Circular presentation of the genome of Escherichia albertii strain CB9786 and conservation of CB9786 genes in the genomes of E. albertii, E. fergusonii, E. coli, and other Escherichia species. From the outside in: nucleotide positions (in Mb); CDSs transcribed clockwise and counterclockwise, respectively; locations of PPs and IEs (green) and LEE and ETT2 (red); CDSs (purple) conserved in the E. coli strains NA114, SE15, S88, APEC O1, IHE3034, UTI89, UM146, ED1a, CFT073, ABU_83972, LF82, NRG857C, 536, E2348/69, SMS-3-5, CE10, IAI39, UMN026, 042, E24377A, KO11FL, 55989, 2011C-3493, 2009EL-2071, 2009EL-2050, SE11, IAI1, O103_12009, O111_11128, O26_11368, APECO78, HS, ATCC8739, P12b, MG1655, H10407, UMNK88, O157_Xuzhou21, O157_EC4115, O157_EDL933, O157_TW14359, O157_Sakai, O55_RM12579, and O55_CB9615; CDSs (light blue) conserved in the E. fergusonii strains GTA-294-5-RBA-P2, ECD227, B253, GTA-1753-4-RBA-P5, and ATCC35469; CDSs (orange) conserved in the Escherichia cryptic clade strains TW10509 (C-I), TW09276, KTE31, KTE114 (C-III), H605 (C-IV), KTE96, KTE11, E1118, HT073016, KTE52, and KTE159 (C-V); CDSs (red) conserved in the E. albertii strains HIPH08472, EC03-127, 24, 20H38, NIAH_Bird_23, K7394, EC05-44, TW08933, NBRC 107761, TW07627, KF1, CB10113, B156, 4051-6, EC03-195, EC05-81, K7744, NIAH_Bird_16, E2675, NIAH_Bird_8, NIAH_Bird_2, NIAH_Bird_24, NIAH_Bird_13, 94389, EC05-160, KU20110014, EC06-170, NIAH_Bird_3, CB9791, NIAH_Bird_26, NIAH_Bird_5, NIAH_Bird_25, and K7756; CDSs (blue) conserved in the three E. albertii strains fully sequenced in this study; and G+C content.

Fig. 2.—

Genome-wide phylogenetic analysis of Escherichia albertii strains and those belonging to other Escherichia species and clades.
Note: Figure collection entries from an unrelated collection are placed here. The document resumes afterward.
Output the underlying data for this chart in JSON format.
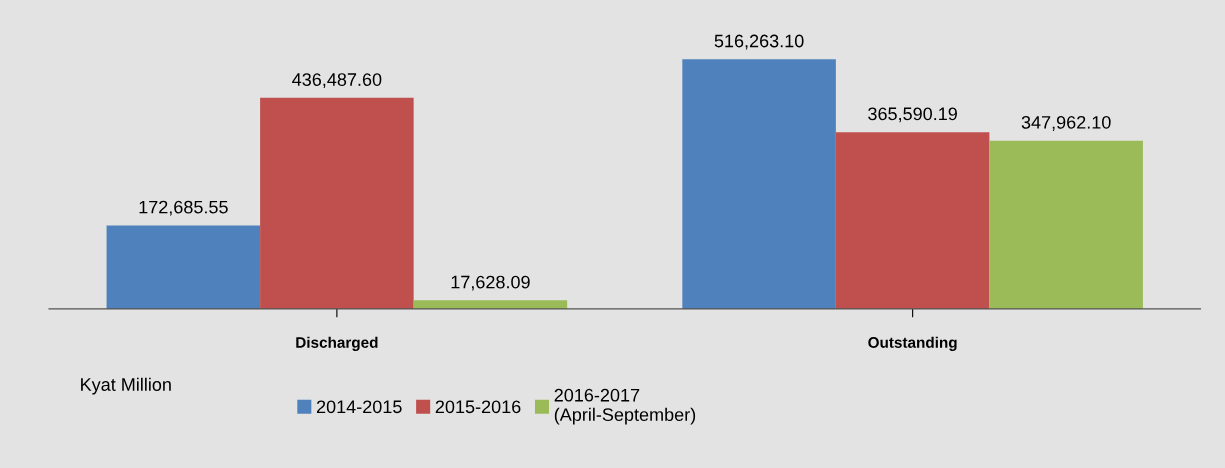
{
  "chart_data": {
    "type": "bar",
    "categories": [
      "Discharged",
      "Outstanding"
    ],
    "series": [
      {
        "name": "2014-2015",
        "color": "#4f81bd",
        "values": [
          172685.55,
          516263.1
        ],
        "value_labels": [
          "172,685.55",
          "516,263.10"
        ]
      },
      {
        "name": "2015-2016",
        "color": "#c0504d",
        "values": [
          436487.6,
          365590.19
        ],
        "value_labels": [
          "436,487.60",
          "365,590.19"
        ]
      },
      {
        "name": "2016-2017\n(April-September)",
        "color": "#9bbb59",
        "values": [
          17628.09,
          347962.1
        ],
        "value_labels": [
          "17,628.09",
          "347,962.10"
        ]
      }
    ],
    "annotations": [
      "Kyat Million"
    ],
    "legend": "bottom",
    "grid": false,
    "tick_labels": "x"
  }
}
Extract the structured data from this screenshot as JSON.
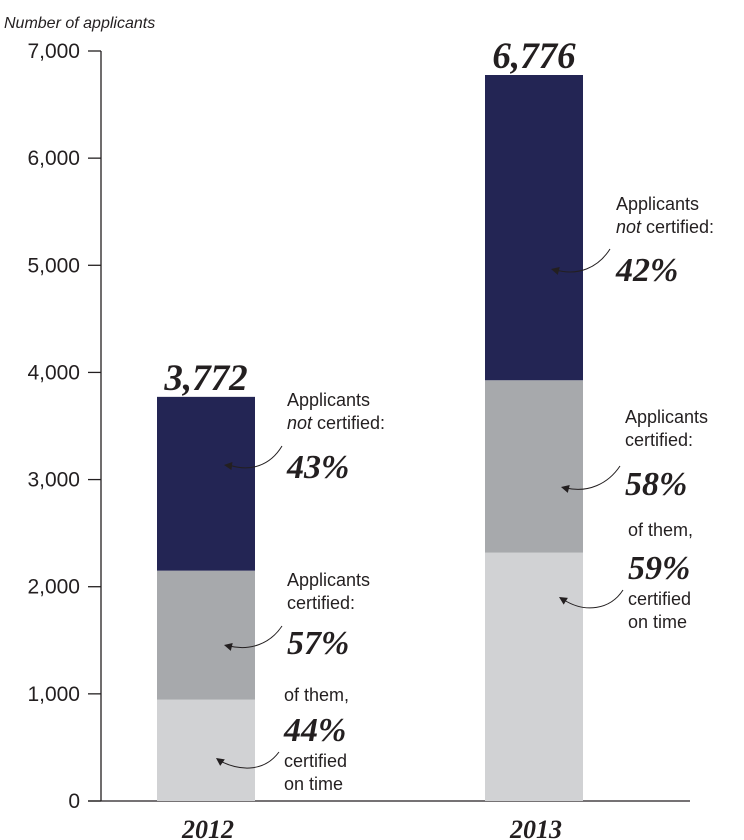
{
  "chart_data": {
    "type": "bar",
    "stacked": true,
    "ylabel": "Number of applicants",
    "ylim": [
      0,
      7000
    ],
    "yticks": [
      0,
      1000,
      2000,
      3000,
      4000,
      5000,
      6000,
      7000
    ],
    "ytick_labels": [
      "0",
      "1,000",
      "2,000",
      "3,000",
      "4,000",
      "5,000",
      "6,000",
      "7,000"
    ],
    "categories": [
      "2012",
      "2013"
    ],
    "totals": [
      3772,
      6776
    ],
    "total_labels": [
      "3,772",
      "6,776"
    ],
    "series": [
      {
        "color": "#d1d2d4",
        "values": [
          946,
          2318
        ]
      },
      {
        "color": "#a7a9ac",
        "values": [
          1204,
          1609
        ]
      },
      {
        "color": "#232554",
        "values": [
          1622,
          2849
        ]
      }
    ],
    "annotations": [
      {
        "not_certified": {
          "line1": "Applicants",
          "line2_it": "not",
          "line2": " certified:",
          "pct": "43%"
        },
        "certified": {
          "line1": "Applicants",
          "line2": "certified:",
          "pct": "57%"
        },
        "on_time": {
          "line1": "of them,",
          "pct": "44%",
          "line2": "certified",
          "line3": "on time"
        }
      },
      {
        "not_certified": {
          "line1": "Applicants",
          "line2_it": "not",
          "line2": " certified:",
          "pct": "42%"
        },
        "certified": {
          "line1": "Applicants",
          "line2": "certified:",
          "pct": "58%"
        },
        "on_time": {
          "line1": "of them,",
          "pct": "59%",
          "line2": "certified",
          "line3": "on time"
        }
      }
    ]
  }
}
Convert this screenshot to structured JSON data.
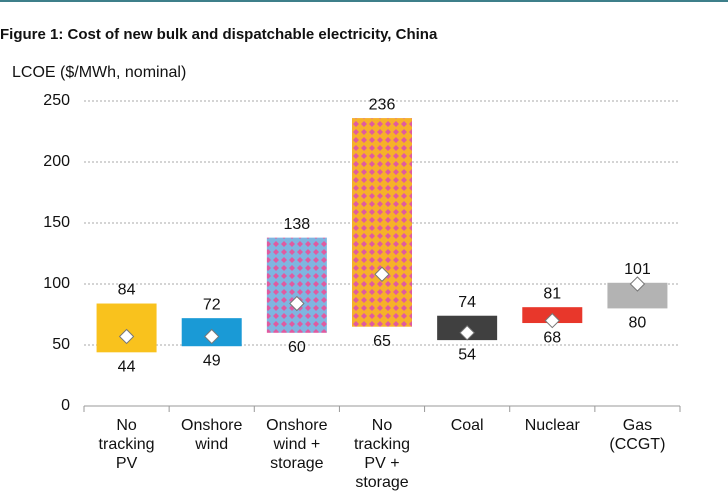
{
  "chart_data": {
    "type": "range-bar",
    "title": "Figure 1:  Cost of new bulk and dispatchable electricity, China",
    "y_label": "LCOE ($/MWh, nominal)",
    "categories": [
      "No tracking PV",
      "Onshore wind",
      "Onshore wind + storage",
      "No tracking PV + storage",
      "Coal",
      "Nuclear",
      "Gas (CCGT)"
    ],
    "low": [
      44,
      49,
      60,
      65,
      54,
      68,
      80
    ],
    "high": [
      84,
      72,
      138,
      236,
      74,
      81,
      101
    ],
    "mid": [
      57,
      57,
      84,
      108,
      60,
      70,
      100
    ],
    "colors": [
      "#f9c21d",
      "#1a9ad6",
      "#7fb5e0",
      "#f6b12a",
      "#404040",
      "#e8372b",
      "#b3b3b3"
    ],
    "pattern_colors": [
      null,
      null,
      "#e05aa0",
      "#e05aa0",
      null,
      null,
      null
    ],
    "ylim": [
      0,
      250
    ],
    "yticks": [
      0,
      50,
      100,
      150,
      200,
      250
    ],
    "grid": true
  }
}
A neighbour-joining tree (in box) was constructed using the concatenated nucleotide sequences of 111 single copy genes that are fully conserved in the genomes of 34 E. albertii strains, 44 E. coli strains, 5 E. fergusonii strains, and 15 strains belonging to Escherichia cryptic clades with a low probability of recombination. An enlarged view of the E. albertii lineage is shown. The three strains fully sequenced in this study are indicated by asterisks. G1–G5 indicate five phylogroups of E. albertii.

Fig. 3.—

Intraspecies and interspecies conservation of Escherichia albertii genes. (A) A Venn diagram showing the number of unique or shared CDSs among the three completely sequenced E. albertii strains. (B) Distribution of 3,622 CDSs that are shared by three fully sequenced E. albertii strains among the 34 strains analyzed in this study. The CDSs indicated by asterisks are conserved in all or 33 strains. (C) The presence of homologs for 3,622 CDSs shared by three fully sequenced E. albertii strains among 44 fully sequenced E. coli strains. The CDSs indicated by asterisks are conserved in all or 43 of the E. coli strains.

Fig. 4.—

Structures of the Escherichia albertii ETT2 (E. coli T3SS 2) region. Gene organizations of the ETT2 regions of three fully sequenced E. albertii strains are shown. For comparison, the ETT2 region of the enteroaggregative E. coli strain 042 is also shown. Note that the ETT2 region has been highly degraded in most E. coli strains.

Fig. 5.—

Gene organizations of genomic loci encoding flagellar biosynthesis- and chemotaxis-related genes. Gene organizations of genomic loci encoding flagellar biosynthesis- and chemotaxis-related genes are shown. For comparison, analogous loci from Escherichia coli K-12 MG1655 are shown. While amino acid sequence identities between orthologous genes are presented in panel A, the nucleotide sequence identities of conserved genomic regions are presented in panel B to illustrate the specific deletion of chemotaxis-related genes. The flhA-flhD locus is presented in both panels A and B.